Swansea Council’s Chief Executive is to take early retirement as part of the Council’s reductions in management costs.
Paul Smith will leave the authority at the end of March after more than four years in the post.
The decision forms part of the on-going review of the Council’s senior management structure being carried out by the Welsh Local Government Association (WLGA).
The savings generated by Mr Smith’s retirement will contribute to the Council’s four-year plan to reduce management, supervision and administrative costs by £10 million.
The WLGA report, which was approved by Full Council today (March 7), recommended that Mr Smith should retire on the grounds of efficiency, but with no enhancements or redundancy payments.

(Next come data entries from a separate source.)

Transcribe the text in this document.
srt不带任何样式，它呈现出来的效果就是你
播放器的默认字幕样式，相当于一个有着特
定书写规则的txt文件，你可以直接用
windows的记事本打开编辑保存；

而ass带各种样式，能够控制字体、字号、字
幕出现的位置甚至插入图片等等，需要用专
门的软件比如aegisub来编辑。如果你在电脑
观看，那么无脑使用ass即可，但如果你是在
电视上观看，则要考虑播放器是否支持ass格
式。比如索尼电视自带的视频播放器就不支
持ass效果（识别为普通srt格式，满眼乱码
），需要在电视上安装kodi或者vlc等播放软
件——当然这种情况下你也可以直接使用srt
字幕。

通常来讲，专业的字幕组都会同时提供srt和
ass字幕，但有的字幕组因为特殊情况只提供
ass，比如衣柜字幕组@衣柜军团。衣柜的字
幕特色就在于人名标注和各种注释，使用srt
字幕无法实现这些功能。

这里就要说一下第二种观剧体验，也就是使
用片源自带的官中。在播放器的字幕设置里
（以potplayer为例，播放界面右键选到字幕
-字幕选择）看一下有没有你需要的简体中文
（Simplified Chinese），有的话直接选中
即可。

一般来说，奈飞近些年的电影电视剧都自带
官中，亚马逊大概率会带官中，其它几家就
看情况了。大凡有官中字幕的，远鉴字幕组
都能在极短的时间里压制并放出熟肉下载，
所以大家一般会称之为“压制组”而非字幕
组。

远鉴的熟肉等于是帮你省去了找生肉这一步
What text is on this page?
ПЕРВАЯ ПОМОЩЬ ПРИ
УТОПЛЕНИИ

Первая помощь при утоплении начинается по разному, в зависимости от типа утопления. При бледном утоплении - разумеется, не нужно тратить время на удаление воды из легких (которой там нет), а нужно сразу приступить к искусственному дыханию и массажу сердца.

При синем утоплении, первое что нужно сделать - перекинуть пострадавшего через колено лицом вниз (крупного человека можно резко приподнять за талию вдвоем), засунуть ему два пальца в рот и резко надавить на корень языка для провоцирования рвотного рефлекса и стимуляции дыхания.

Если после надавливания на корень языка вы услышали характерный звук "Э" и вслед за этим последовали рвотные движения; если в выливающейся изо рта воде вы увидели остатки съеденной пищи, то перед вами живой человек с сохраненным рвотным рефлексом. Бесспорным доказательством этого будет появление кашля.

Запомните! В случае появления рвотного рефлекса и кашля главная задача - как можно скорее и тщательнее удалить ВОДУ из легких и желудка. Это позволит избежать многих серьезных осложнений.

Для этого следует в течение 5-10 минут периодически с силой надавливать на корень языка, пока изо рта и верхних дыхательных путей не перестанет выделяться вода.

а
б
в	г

It said one of the current Corporate Directors should be appointed through an internal process as a fixed-term Chief Executive until four months after the local government elections in May, 2012, when the position will be reviewed.
A fixed-term Chief Executive is expected to be appointed by Full Council on March 17.
The WLGA report stated the proposed reduction from six to five in the Council’s Corporate Management Team (CMT) is “perfectly workable” and there are many examples of an authority of Swansea’s size with that number of CMT members.
The decision is an early outcome of the on-going senior management review, aimed at streamlining the number of posts and reducing costs and further recommendations are expected in the coming months.
The report stated that under the Local Government Pension Scheme Mr Smith is entitled to receive his pension with no actuarial reduction, which also applies to other staff retiring early. The cost to the Council will be £237,693 in order to cover the pension costs.
The report states that due to the reduction in CMT members from six to five, approximately £130,000 annual savings will be achieved, resulting in a pay back period of two years, which is well within the normal requirement of three years.